When first seen this year, Humphrey was swimming with one companion while between 50 and 100 humpbacks fed in the vicinity. On Aug. 29, when Humphrey was sighted again (this time four miles west of Bodega Head), the humpback was swimming with a different whale. Later that day, it was sighted once more, with four whales, including the one seen earlier in the day. Scientists hope that Humphrey’s companions will turn up in photographs taken earlier in Hawaii or Mexico and provide a clue to where Humphrey went after leaving the San Francisco Bay last November. Even so, there is little chance of learning the extent of the whale’s travels after its traumatic fresh-water experience.

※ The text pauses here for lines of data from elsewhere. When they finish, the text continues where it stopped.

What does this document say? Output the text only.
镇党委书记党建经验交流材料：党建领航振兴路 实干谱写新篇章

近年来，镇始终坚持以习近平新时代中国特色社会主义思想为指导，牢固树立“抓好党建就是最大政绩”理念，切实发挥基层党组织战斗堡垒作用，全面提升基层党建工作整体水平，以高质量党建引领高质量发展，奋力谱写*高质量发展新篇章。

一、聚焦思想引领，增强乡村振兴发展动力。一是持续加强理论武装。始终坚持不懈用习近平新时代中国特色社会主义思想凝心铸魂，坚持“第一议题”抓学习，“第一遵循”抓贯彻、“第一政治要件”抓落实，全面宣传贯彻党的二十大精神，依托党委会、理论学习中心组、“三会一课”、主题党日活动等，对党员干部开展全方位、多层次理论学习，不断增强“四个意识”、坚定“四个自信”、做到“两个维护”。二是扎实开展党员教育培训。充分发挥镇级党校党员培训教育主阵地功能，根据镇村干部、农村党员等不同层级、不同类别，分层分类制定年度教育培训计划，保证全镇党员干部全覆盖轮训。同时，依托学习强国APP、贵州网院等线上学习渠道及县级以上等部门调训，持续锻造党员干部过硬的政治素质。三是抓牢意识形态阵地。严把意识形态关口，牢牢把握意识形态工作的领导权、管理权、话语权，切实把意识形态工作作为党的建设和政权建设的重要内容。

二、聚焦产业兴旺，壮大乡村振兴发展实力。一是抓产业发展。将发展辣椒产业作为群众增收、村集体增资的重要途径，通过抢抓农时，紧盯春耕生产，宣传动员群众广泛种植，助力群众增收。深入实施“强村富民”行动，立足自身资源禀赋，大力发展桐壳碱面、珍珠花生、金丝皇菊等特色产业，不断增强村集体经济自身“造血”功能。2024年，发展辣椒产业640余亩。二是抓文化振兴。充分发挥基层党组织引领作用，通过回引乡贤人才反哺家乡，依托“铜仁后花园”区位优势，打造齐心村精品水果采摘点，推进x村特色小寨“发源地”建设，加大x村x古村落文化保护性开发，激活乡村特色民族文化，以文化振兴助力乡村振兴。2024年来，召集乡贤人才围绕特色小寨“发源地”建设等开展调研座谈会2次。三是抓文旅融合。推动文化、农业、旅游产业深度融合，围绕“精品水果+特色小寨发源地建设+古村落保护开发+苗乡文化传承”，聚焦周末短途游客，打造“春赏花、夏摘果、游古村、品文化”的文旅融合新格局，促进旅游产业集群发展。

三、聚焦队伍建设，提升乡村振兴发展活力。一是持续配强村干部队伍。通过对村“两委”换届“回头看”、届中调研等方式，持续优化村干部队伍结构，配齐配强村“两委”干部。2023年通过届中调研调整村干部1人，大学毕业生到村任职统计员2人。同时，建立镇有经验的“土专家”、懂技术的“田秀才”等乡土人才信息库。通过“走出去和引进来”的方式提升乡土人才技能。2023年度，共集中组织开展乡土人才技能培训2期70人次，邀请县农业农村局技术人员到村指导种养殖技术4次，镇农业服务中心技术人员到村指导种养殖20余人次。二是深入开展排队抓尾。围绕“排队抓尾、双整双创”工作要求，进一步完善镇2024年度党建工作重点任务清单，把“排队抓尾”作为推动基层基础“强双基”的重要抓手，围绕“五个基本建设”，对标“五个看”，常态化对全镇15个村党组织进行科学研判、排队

For all scientists know, Humphrey could have spent the entire time swimming around the Farallons.

Despite repeated attempts during last year’s rescue, the National Marine Fisheries Service, which had official jurisdiction over the whale, was unable to attach a pronged satellite transmitter to Humphrey’s back. Although the giant mammal often approached boats involved in the rescue, it seemed to shy away instinctively from vessels used in attempts to tag it. The Fisheries Service even brought in an archer who implanted several transmitters with a crossbow. But Humphrey shook those free within hours and left the Sacramento River as an unmarked whale.

To the Ferraris, the resighting of Humphrey without using a transmitter shows the effectiveness of passive observation as a scientific technique. The Ferraris, who specialize in studying humpbacks underwater in Hawaii, believe that implanting tags in the animals can harm them. “This was a victory for benign science,” Ferrari says.